In December of that year, the 60% of nine million votes was overrode by a single one. Something in a black robe calling itself Mariana Pfaelzer issued a permanent injunction. Nearly three years later–after 35 months of peering into murky penumbras–it found the people’s efforts to not be colonized and parasitized were…”unconstitutional.”

There are two obvious problems highlighted here for the edification of conservatives. 1) The constitution says and means precisely what any leftoid jurist says it does. Nothing more, nothing less. 2) With this in mind, it would deeply behoove legislators to formally address the issue of Judicial Review.

In the United States, judicial review is considered a key check on the powers of the other two branches of government by the judiciary, although the power itself is not granted by the Constitution.

In this case, judicial review was a “key check” on the power of a putatively sovereign people to govern themselves. A “key check” that has been used repeatedly to deny legitimate legislation in the population replacement wars since.

Here is one dead white man’s opinions on the matter:

“The question whether the judges are invested with exclusive authority to decide on the constitutionality of a law has been heretofore a subject of consideration with me in the exercise of official duties. Certainly there is not a word in the Constitution which has given that power to them more than to the Executive or Legislative branches.” –Thomas Jefferson to W. H. Torrance, 1815. ME 14:303

“But the Chief Justice says, ‘There must be an ultimate arbiter somewhere.’ True, there must; but does that prove it is either party? The ultimate arbiter is the people of the Union, assembled by their deputies in convention, at the call of Congress or of two-thirds of the States. Let them decide to which they mean to give an authority claimed by two of their organs. And it has been the peculiar wisdom and felicity of our Constitution, to have provided this peaceable appeal, where that of other nations is at once to force.” –Thomas Jefferson to William Johnson, 1823. ME 15:451

“But, you may ask, if the two departments [i.e., federal and state] should claim each the same subject of power, where is the common umpire to decide ultimately between them? In cases of little importance or urgency, the prudence of both parties will keep them aloof from the questionable ground; but if it can neither be avoided nor compromised, a convention of the States must be called to ascribe the doubtful power to that department which they may think best.” –Thomas Jefferson to John Cartwright, 1824. ME 16:47

But who the hell is he to butt into Luis Gutierrez’ America? And though we now should all realize the constitution actually was a suicide pact, it’s time today to honor those legacy Americans from a long score ago. Those who naively believed they had a say in their own country. And to Pfaelzer…Gracias Seniora!

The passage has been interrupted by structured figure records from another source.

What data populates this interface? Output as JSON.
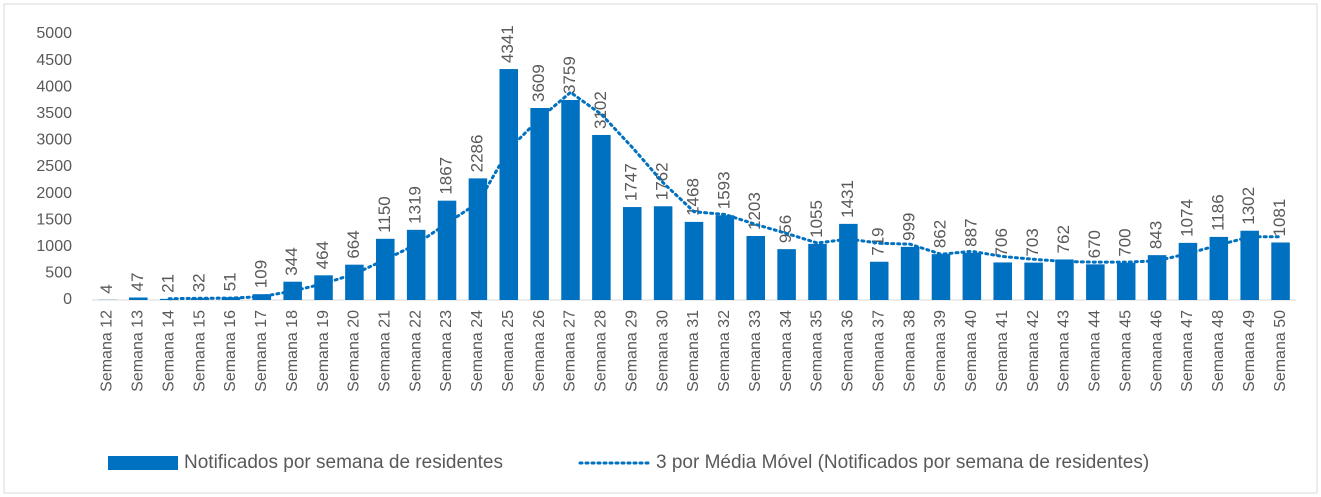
{
  "chart_data": {
    "type": "bar",
    "categories": [
      "Semana 12",
      "Semana 13",
      "Semana 14",
      "Semana 15",
      "Semana 16",
      "Semana 17",
      "Semana 18",
      "Semana 19",
      "Semana 20",
      "Semana 21",
      "Semana 22",
      "Semana 23",
      "Semana 24",
      "Semana 25",
      "Semana 26",
      "Semana 27",
      "Semana 28",
      "Semana 29",
      "Semana 30",
      "Semana 31",
      "Semana 32",
      "Semana 33",
      "Semana 34",
      "Semana 35",
      "Semana 36",
      "Semana 37",
      "Semana 38",
      "Semana 39",
      "Semana 40",
      "Semana 41",
      "Semana 42",
      "Semana 43",
      "Semana 44",
      "Semana 45",
      "Semana 46",
      "Semana 47",
      "Semana 48",
      "Semana 49",
      "Semana 50"
    ],
    "series": [
      {
        "name": "Notificados por semana de residentes",
        "color": "#0070c0",
        "type": "bar",
        "values": [
          4,
          47,
          21,
          32,
          51,
          109,
          344,
          464,
          664,
          1150,
          1319,
          1867,
          2286,
          4341,
          3609,
          3759,
          3102,
          1747,
          1762,
          1468,
          1593,
          1203,
          956,
          1055,
          1431,
          719,
          999,
          862,
          887,
          706,
          703,
          762,
          670,
          700,
          843,
          1074,
          1186,
          1302,
          1081
        ]
      },
      {
        "name": "3 por Média Móvel (Notificados por semana de residentes)",
        "color": "#0070c0",
        "type": "line",
        "dash": "dotted",
        "values": [
          null,
          null,
          24,
          33,
          35,
          64,
          168,
          306,
          491,
          759,
          1044,
          1445,
          1824,
          2831,
          3412,
          3903,
          3490,
          2869,
          2204,
          1659,
          1608,
          1421,
          1251,
          1071,
          1147,
          1068,
          1050,
          860,
          916,
          818,
          765,
          724,
          712,
          711,
          738,
          872,
          1034,
          1187,
          1190
        ]
      }
    ],
    "ylim": [
      0,
      5000
    ],
    "yticks": [
      0,
      500,
      1000,
      1500,
      2000,
      2500,
      3000,
      3500,
      4000,
      4500,
      5000
    ],
    "legend": "bottom"
  }
}
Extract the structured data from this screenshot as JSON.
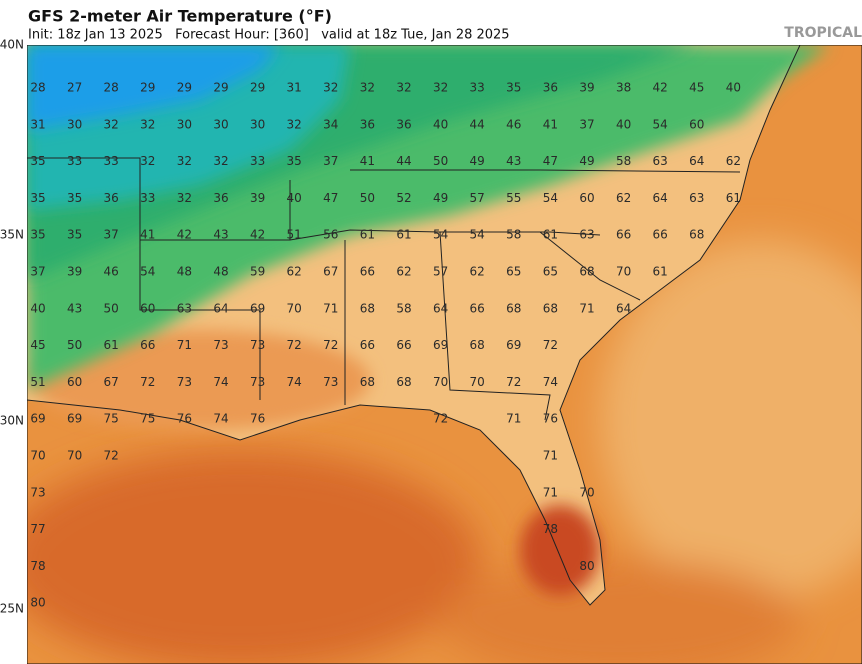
{
  "header": {
    "title": "GFS 2-meter Air Temperature (°F)",
    "info": "Init: 18z Jan 13 2025   Forecast Hour: [360]   valid at 18z Tue, Jan 28 2025",
    "credit": "TROPICAL"
  },
  "map": {
    "latitude_labels": [
      "40N",
      "35N",
      "30N",
      "25N"
    ],
    "temperature_rows": [
      [
        28,
        27,
        28,
        29,
        29,
        29,
        29,
        31,
        32,
        32,
        32,
        32,
        33,
        35,
        36,
        39,
        38,
        42,
        45,
        40
      ],
      [
        31,
        30,
        32,
        32,
        30,
        30,
        30,
        32,
        34,
        36,
        36,
        40,
        44,
        46,
        41,
        37,
        40,
        54,
        60
      ],
      [
        35,
        33,
        33,
        32,
        32,
        32,
        33,
        35,
        37,
        41,
        44,
        50,
        49,
        43,
        47,
        49,
        58,
        63,
        64,
        62
      ],
      [
        35,
        35,
        36,
        33,
        32,
        36,
        39,
        40,
        47,
        50,
        52,
        49,
        57,
        55,
        54,
        60,
        62,
        64,
        63,
        61
      ],
      [
        35,
        35,
        37,
        41,
        42,
        43,
        42,
        51,
        56,
        61,
        61,
        54,
        54,
        58,
        61,
        63,
        66,
        66,
        68
      ],
      [
        37,
        39,
        46,
        54,
        48,
        48,
        59,
        62,
        67,
        66,
        62,
        57,
        62,
        65,
        65,
        68,
        70,
        61
      ],
      [
        40,
        43,
        50,
        60,
        63,
        64,
        69,
        70,
        71,
        68,
        58,
        64,
        66,
        68,
        68,
        71,
        64
      ],
      [
        45,
        50,
        61,
        66,
        71,
        73,
        73,
        72,
        72,
        66,
        66,
        69,
        68,
        69,
        72
      ],
      [
        51,
        60,
        67,
        72,
        73,
        74,
        73,
        74,
        73,
        68,
        68,
        70,
        70,
        72,
        74
      ],
      [
        69,
        69,
        75,
        75,
        76,
        74,
        76,
        null,
        null,
        null,
        null,
        72,
        null,
        71,
        76
      ],
      [
        70,
        70,
        72,
        null,
        null,
        null,
        null,
        null,
        null,
        null,
        null,
        null,
        null,
        null,
        71
      ],
      [
        73,
        null,
        null,
        null,
        null,
        null,
        null,
        null,
        null,
        null,
        null,
        null,
        null,
        null,
        71,
        70
      ],
      [
        77,
        null,
        null,
        null,
        null,
        null,
        null,
        null,
        null,
        null,
        null,
        null,
        null,
        null,
        78
      ],
      [
        78,
        null,
        null,
        null,
        null,
        null,
        null,
        null,
        null,
        null,
        null,
        null,
        null,
        null,
        null,
        80
      ],
      [
        80
      ]
    ]
  }
}
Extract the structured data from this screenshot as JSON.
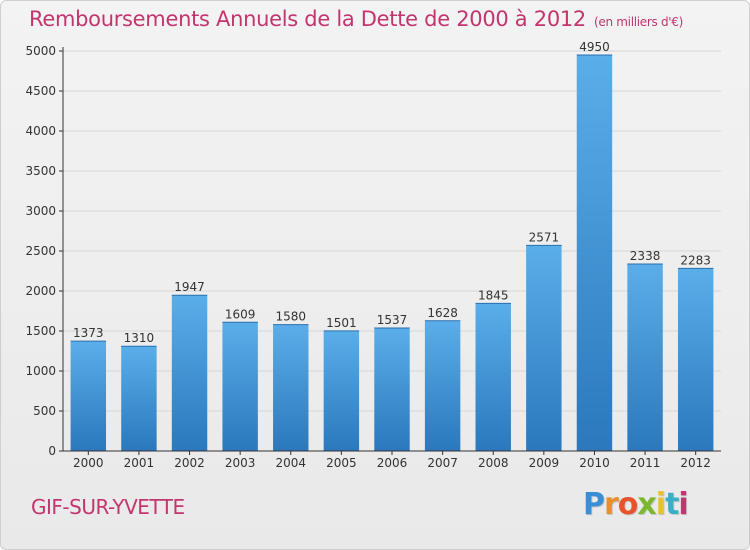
{
  "title": "Remboursements Annuels de la Dette de 2000 à 2012",
  "subtitle": "(en milliers d'€)",
  "place": "GIF-SUR-YVETTE",
  "brand": {
    "letters": [
      "P",
      "r",
      "o",
      "x",
      "i",
      "t",
      "i"
    ],
    "colors": [
      "#3a8ed6",
      "#e8912c",
      "#e8532c",
      "#7cb82f",
      "#e8c22c",
      "#3ab0c8",
      "#c4346f"
    ]
  },
  "colors": {
    "title": "#c4346f",
    "bar_top": "#5aaee9",
    "bar_bottom": "#2b78bd",
    "grid": "#d6d6d6",
    "axis": "#333333"
  },
  "chart_data": {
    "type": "bar",
    "categories": [
      "2000",
      "2001",
      "2002",
      "2003",
      "2004",
      "2005",
      "2006",
      "2007",
      "2008",
      "2009",
      "2010",
      "2011",
      "2012"
    ],
    "values": [
      1373,
      1310,
      1947,
      1609,
      1580,
      1501,
      1537,
      1628,
      1845,
      2571,
      4950,
      2338,
      2283
    ],
    "yticks": [
      0,
      500,
      1000,
      1500,
      2000,
      2500,
      3000,
      3500,
      4000,
      4500,
      5000
    ],
    "ylim": [
      0,
      5000
    ],
    "grid": true
  }
}
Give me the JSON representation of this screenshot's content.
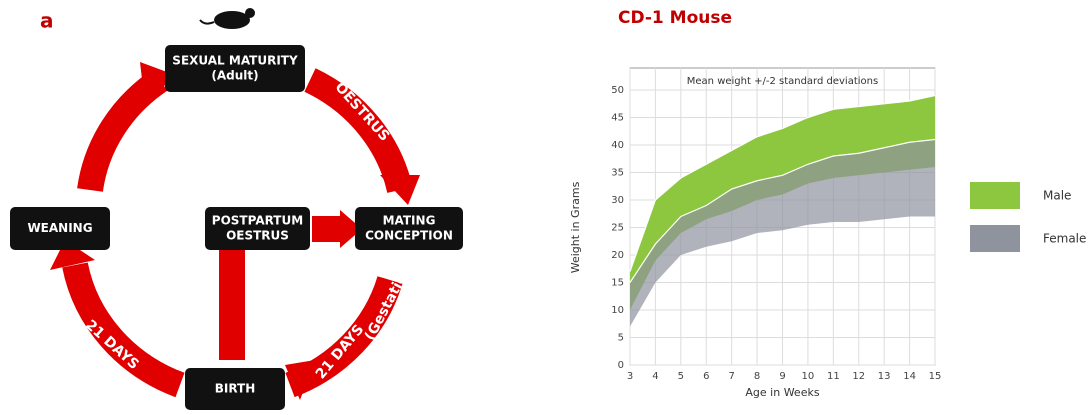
{
  "diagram": {
    "label": "a",
    "nodes": [
      {
        "lines": [
          "SEXUAL MATURITY",
          "(Adult)"
        ]
      },
      {
        "lines": [
          "WEANING"
        ]
      },
      {
        "lines": [
          "POSTPARTUM",
          "OESTRUS"
        ]
      },
      {
        "lines": [
          "MATING",
          "CONCEPTION"
        ]
      },
      {
        "lines": [
          "BIRTH"
        ]
      }
    ],
    "edge_labels": [
      "OESTRUS",
      "21 DAYS",
      "21 DAYS",
      "(Gestation)"
    ]
  },
  "chart_data": {
    "type": "band",
    "title": "CD-1 Mouse",
    "subtitle": "Mean weight +/-2 standard deviations",
    "xlabel": "Age in Weeks",
    "ylabel": "Weight in Grams",
    "x": [
      3,
      4,
      5,
      6,
      7,
      8,
      9,
      10,
      11,
      12,
      13,
      14,
      15
    ],
    "series": [
      {
        "name": "Male",
        "color": "#8dc63f",
        "upper": [
          17,
          30,
          34,
          36.5,
          39,
          41.5,
          43,
          45,
          46.5,
          47,
          47.5,
          48,
          49
        ],
        "lower": [
          10,
          19,
          24,
          26.5,
          28,
          30,
          31,
          33,
          34,
          34.5,
          35,
          35.5,
          36
        ]
      },
      {
        "name": "Female",
        "color": "#8e939e",
        "upper": [
          15,
          22,
          27,
          29,
          32,
          33.5,
          34.5,
          36.5,
          38,
          38.5,
          39.5,
          40.5,
          41
        ],
        "lower": [
          7,
          15,
          20,
          21.5,
          22.5,
          24,
          24.5,
          25.5,
          26,
          26,
          26.5,
          27,
          27
        ]
      }
    ],
    "xlim": [
      3,
      15
    ],
    "ylim": [
      0,
      50
    ],
    "xticks": [
      3,
      4,
      5,
      6,
      7,
      8,
      9,
      10,
      11,
      12,
      13,
      14,
      15
    ],
    "yticks": [
      0,
      5,
      10,
      15,
      20,
      25,
      30,
      35,
      40,
      45,
      50
    ],
    "grid": true,
    "legend": "right"
  }
}
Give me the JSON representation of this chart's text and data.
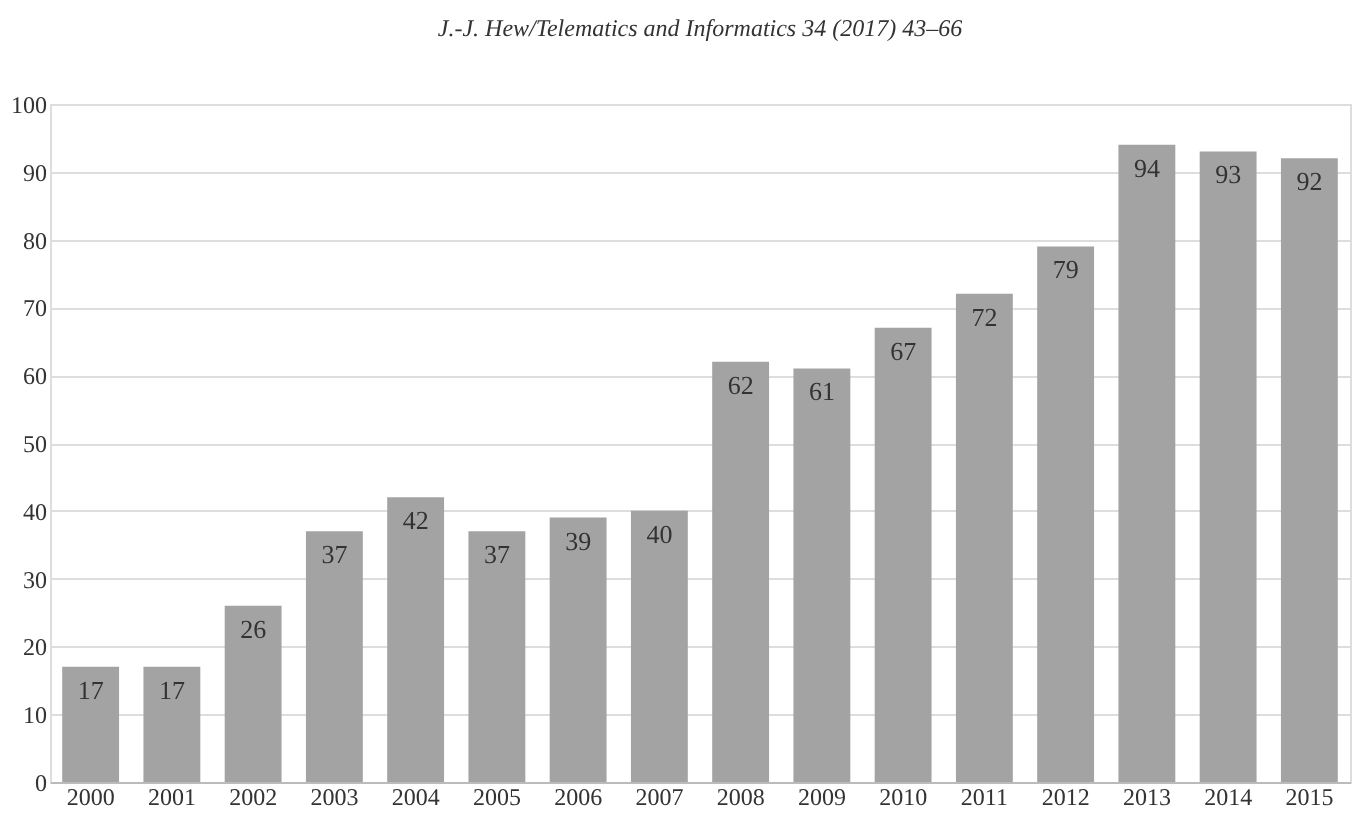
{
  "chart_data": {
    "type": "bar",
    "title": "J.-J. Hew/Telematics and Informatics 34 (2017) 43–66",
    "categories": [
      "2000",
      "2001",
      "2002",
      "2003",
      "2004",
      "2005",
      "2006",
      "2007",
      "2008",
      "2009",
      "2010",
      "2011",
      "2012",
      "2013",
      "2014",
      "2015"
    ],
    "values": [
      17,
      17,
      26,
      37,
      42,
      37,
      39,
      40,
      62,
      61,
      67,
      72,
      79,
      94,
      93,
      92
    ],
    "color": "#a3a3a3",
    "ylim": [
      0,
      100
    ],
    "yticks": [
      0,
      10,
      20,
      30,
      40,
      50,
      60,
      70,
      80,
      90,
      100
    ],
    "grid": "y",
    "data_labels": true
  }
}
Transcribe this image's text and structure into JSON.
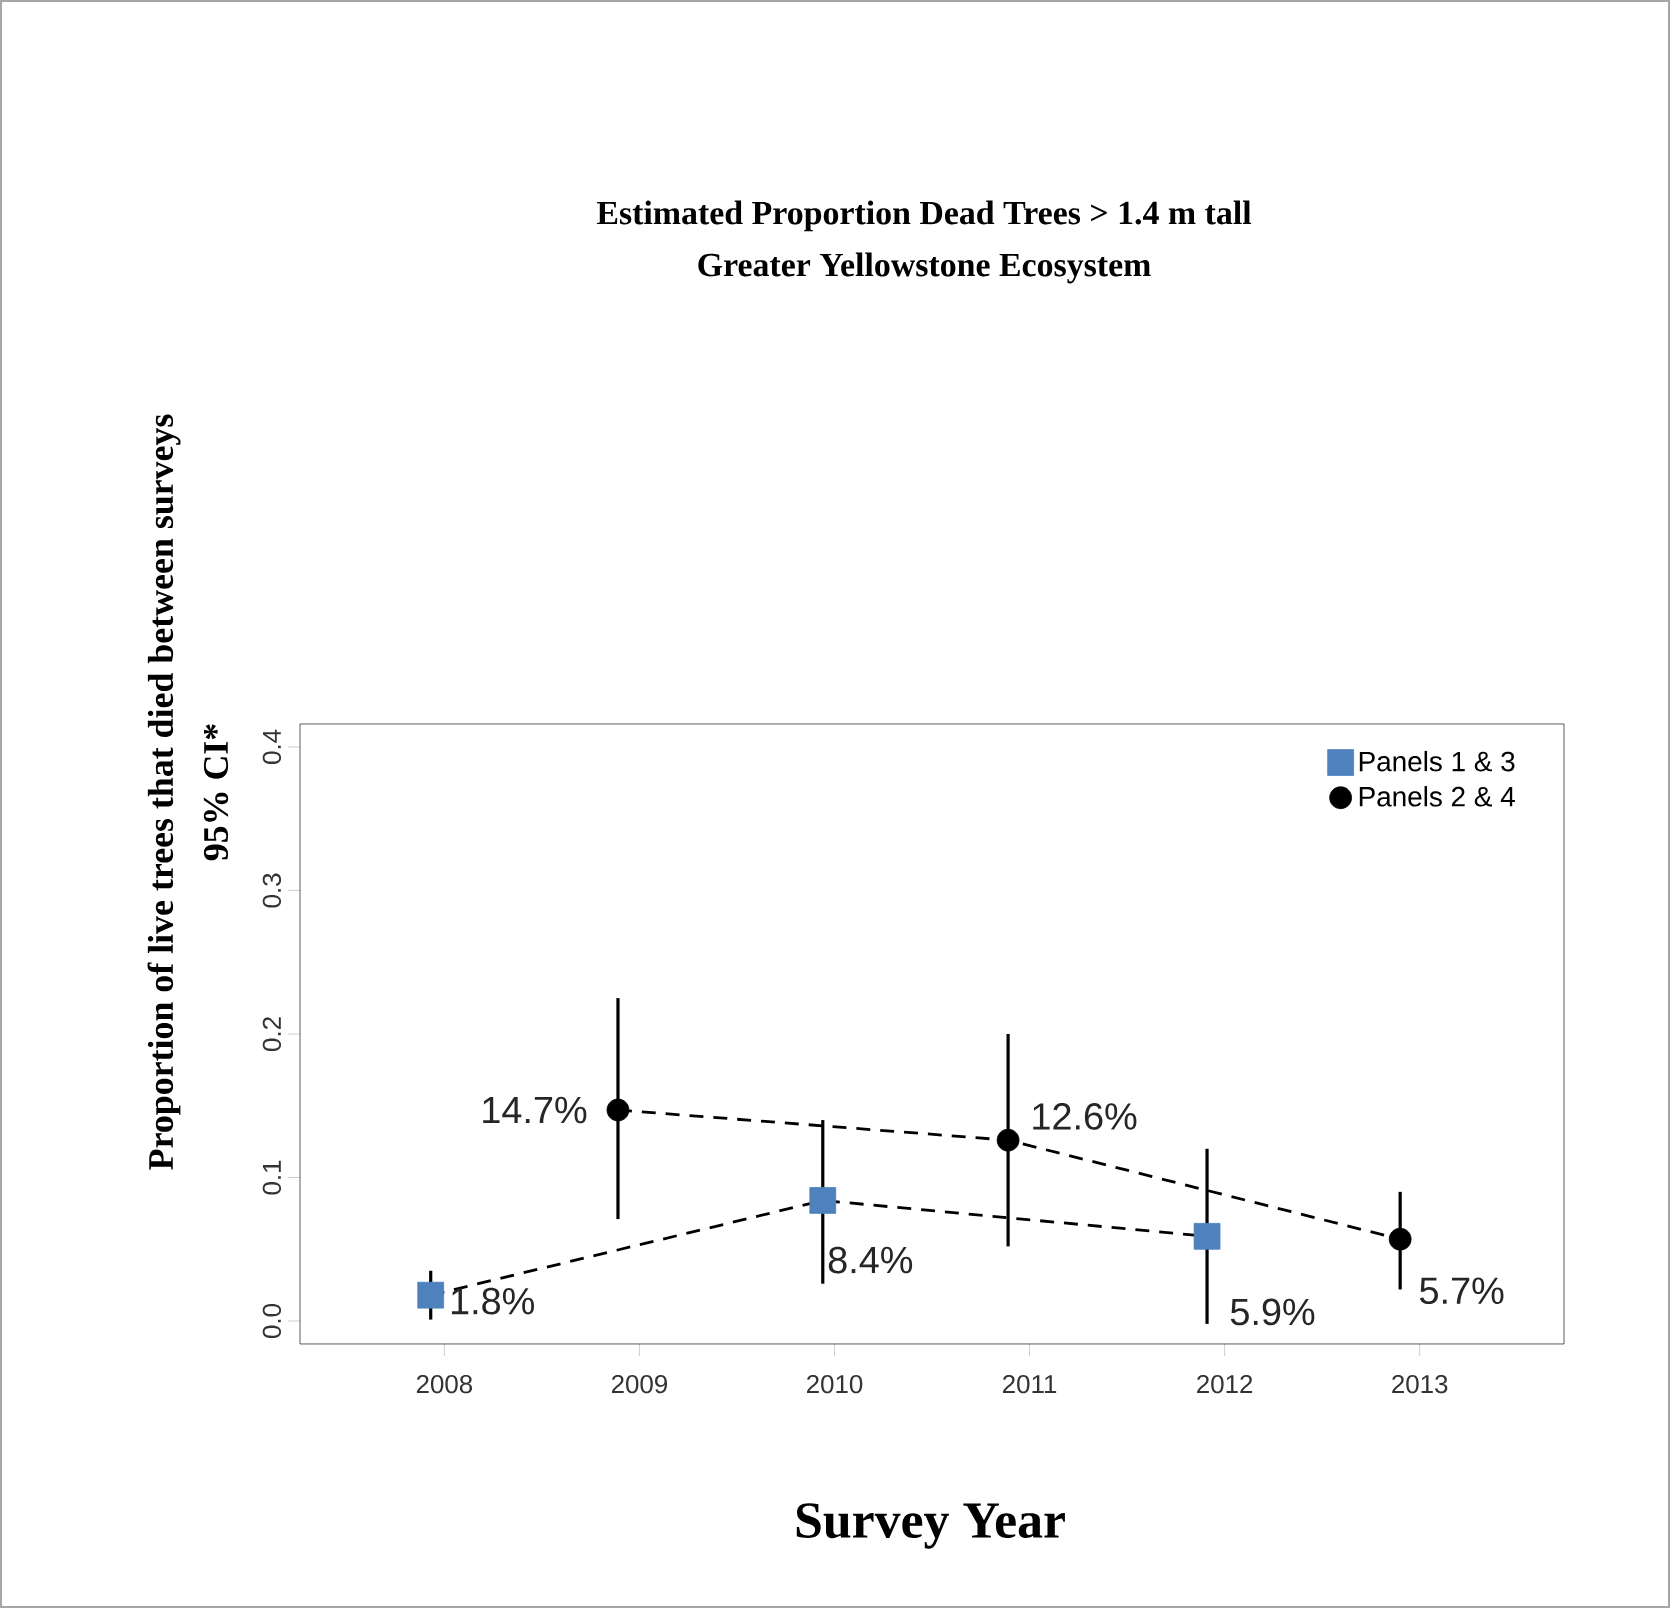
{
  "chart_data": {
    "type": "scatter",
    "title": "Estimated Proportion Dead Trees > 1.4 m tall",
    "subtitle": "Greater Yellowstone Ecosystem",
    "xlabel": "Survey Year",
    "ylabel": "Proportion of live trees that died between surveys",
    "annotations": [
      "95% CI*"
    ],
    "xlim": [
      2007.26,
      2013.74
    ],
    "ylim": [
      -0.016,
      0.416
    ],
    "xticks": [
      2008,
      2009,
      2010,
      2011,
      2012,
      2013
    ],
    "yticks": [
      {
        "value": 0,
        "label": "0.0"
      },
      0.1,
      0.2,
      0.3,
      0.4
    ],
    "legend": "top right",
    "grid": false,
    "line_style": "dashed",
    "series": [
      {
        "name": "Panels 1 & 3",
        "color": "#4f81bd",
        "marker": "square",
        "x": [
          2007.93,
          2009.94,
          2011.91
        ],
        "values": [
          0.018,
          0.084,
          0.059
        ],
        "errors": [
          [
            0.001,
            0.035
          ],
          [
            0.026,
            0.14
          ],
          [
            -0.002,
            0.12
          ]
        ],
        "value_labels": [
          "1.8%",
          "8.4%",
          "5.9%"
        ]
      },
      {
        "name": "Panels 2 & 4",
        "color": "#000000",
        "marker": "circle",
        "x": [
          2008.89,
          2010.89,
          2012.9
        ],
        "values": [
          0.147,
          0.126,
          0.057
        ],
        "errors": [
          [
            0.071,
            0.225
          ],
          [
            0.052,
            0.2
          ],
          [
            0.022,
            0.09
          ]
        ],
        "value_labels": [
          "14.7%",
          "12.6%",
          "5.7%"
        ]
      }
    ]
  }
}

11 thoughts on “The Day Democracy Died

  1. The conservative ghost-shirters will always be satisfied as long as people “respect the Constitution”. The fact that the intentions of the Founding Fathers are being trampled in the dirt they attribute to “changing historical circumstances”. If a piece of paper could be so powerful, regardless of the racial composition of the population it governs, all they’d have to do is drop copies of it from the air all over Africa and Asia and then watch the natives turn their countries into clones of the US.

  2. Great piece. “Democracy” actually needed to die long before Proposition 187, but in the rare instance where it can actually do some good, it’s shown to be the total sham that it is.

    • i mean, despite no reference to her [AIPAC-American] status in her summary, the telling classification remains at the bottom of her wiki webpage

  3. Prop 187 was ridiculous with all those aspects targeting school enrollment and the sick, the latter being not only unconscionable in itself, but as public policy is completely insane, as though diseases weren’t highly communicable and indifferent to political status.